MM&P AND IBU CALL ON STATE OF ALASKA TO HOLD PUBLIC HEARINGS ON ALYESKA OUTSOURCING DEAL
A delegation of union officials met with Alaska Governor Bill Walker and a top aide last week in Anchorage to discuss the controversial decision by Alyeska Pipeline to outsource the jobs of Crowley Maritime workers on Prince William Sound to a Louisiana firm with a disgraceful safety record.
MM&P President Don Marcus and International Boatmen’s Union (IBU) President Alan Coté were joined at the meeting by MM&P Regional Representative Shannon Adamson and IBU Regional Director-Alaska Joshua Stephenson.
Also present was Jim Whitaker, the governor’s chief of staff. The meeting took place on Oct. 17 in the governor’s offices.
The unions are asking Alaska public officials to intervene in Alyeska Pipeline’s bid to outsource the jobs of the Crowley workers who for three decades have manned the ship assist and oil spill prevention services in Valdez.

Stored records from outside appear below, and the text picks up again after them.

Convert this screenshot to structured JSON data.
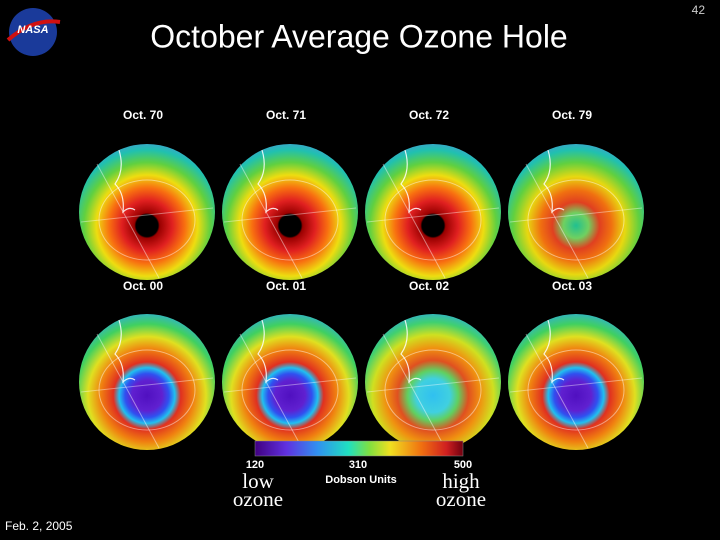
{
  "logo": "NASA",
  "page_number": "42",
  "title": "October Average Ozone Hole",
  "panels": [
    {
      "label": "Oct. 70"
    },
    {
      "label": "Oct. 71"
    },
    {
      "label": "Oct. 72"
    },
    {
      "label": "Oct. 79"
    },
    {
      "label": "Oct. 00"
    },
    {
      "label": "Oct. 01"
    },
    {
      "label": "Oct. 02"
    },
    {
      "label": "Oct. 03"
    }
  ],
  "colorbar": {
    "ticks": [
      "120",
      "310",
      "500"
    ],
    "unit": "Dobson Units",
    "low": "low ozone",
    "high": "high ozone"
  },
  "footer": "Feb. 2, 2005"
}
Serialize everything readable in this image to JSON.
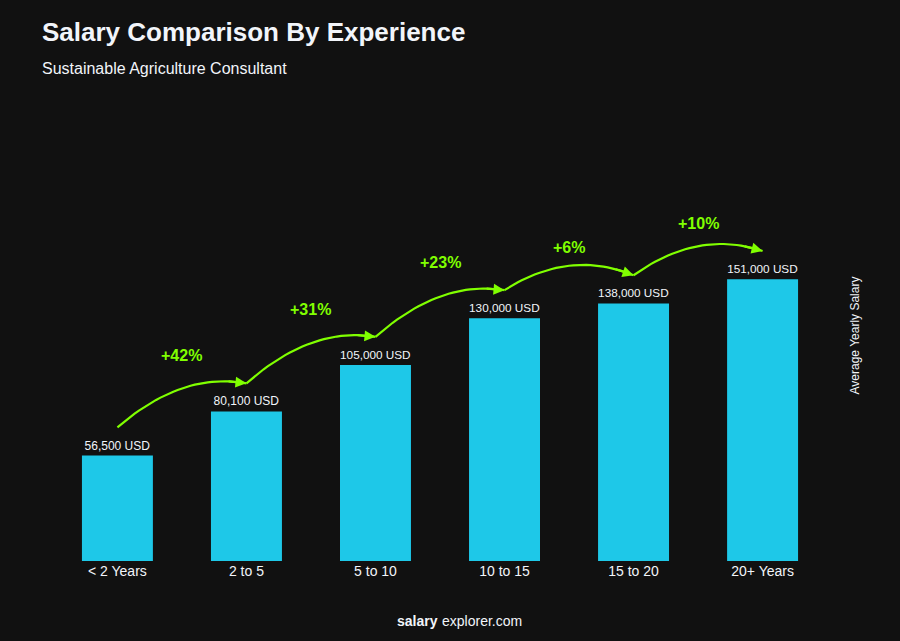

Pipeline management wants to replace Crowley with Edison Chouest, a non-union company whose last foray into Alaskan waters ended in the grounding of an oil rig, the KULLUK, in 2012.
In a related case, in 2010 an Edison Chouest subsidiary was found guilty of knowingly discharging waste oil in Antarctica. To settle that case, the company agreed to pay a $2.1 million criminal fine.
Alongside the risks to the environment, the unions say, the loss of 250 jobs would cause significant damage to the local economy of Valdez, which is home to many of the Crowley workers.
The union representatives pressed the governor to hold public hearings to determine on what basis the decision had been made to bring in the Louisiana firm—in particular in view of its spotty history–to replace Crowley, an incumbent with an excellent safety record.
“We are wondering why Crowley’s exemplary safety record and years of experience have been ignored,” said Coté.
“There is a disgraceful lack of transparency in the vetting process for this contract and there has been little or no input from the many stakeholders who rely on the resources of Prince William Sound.”
“The cumulative local knowledge of the current Crowley compliment of officers and deck crew and the proven capabilities of their equipment have a value far exceeding any perceived benefit of cost savings resulting from this reckless decision,” Marcus said.
In their fight to defend the jobs of union members on Prince William Sound, MM&P and the IBU have the full support of their partner unions in the Maritime Labor Alliance (MLA): the International Longshoremen’s Association, the International Longshore and Warehouse Union, the Marine Engineers’ Beneficial Association and the American Radio Association.
Presidents of the MLA unions have written to the Alaska Congressional delegation asking them to reverse the decision.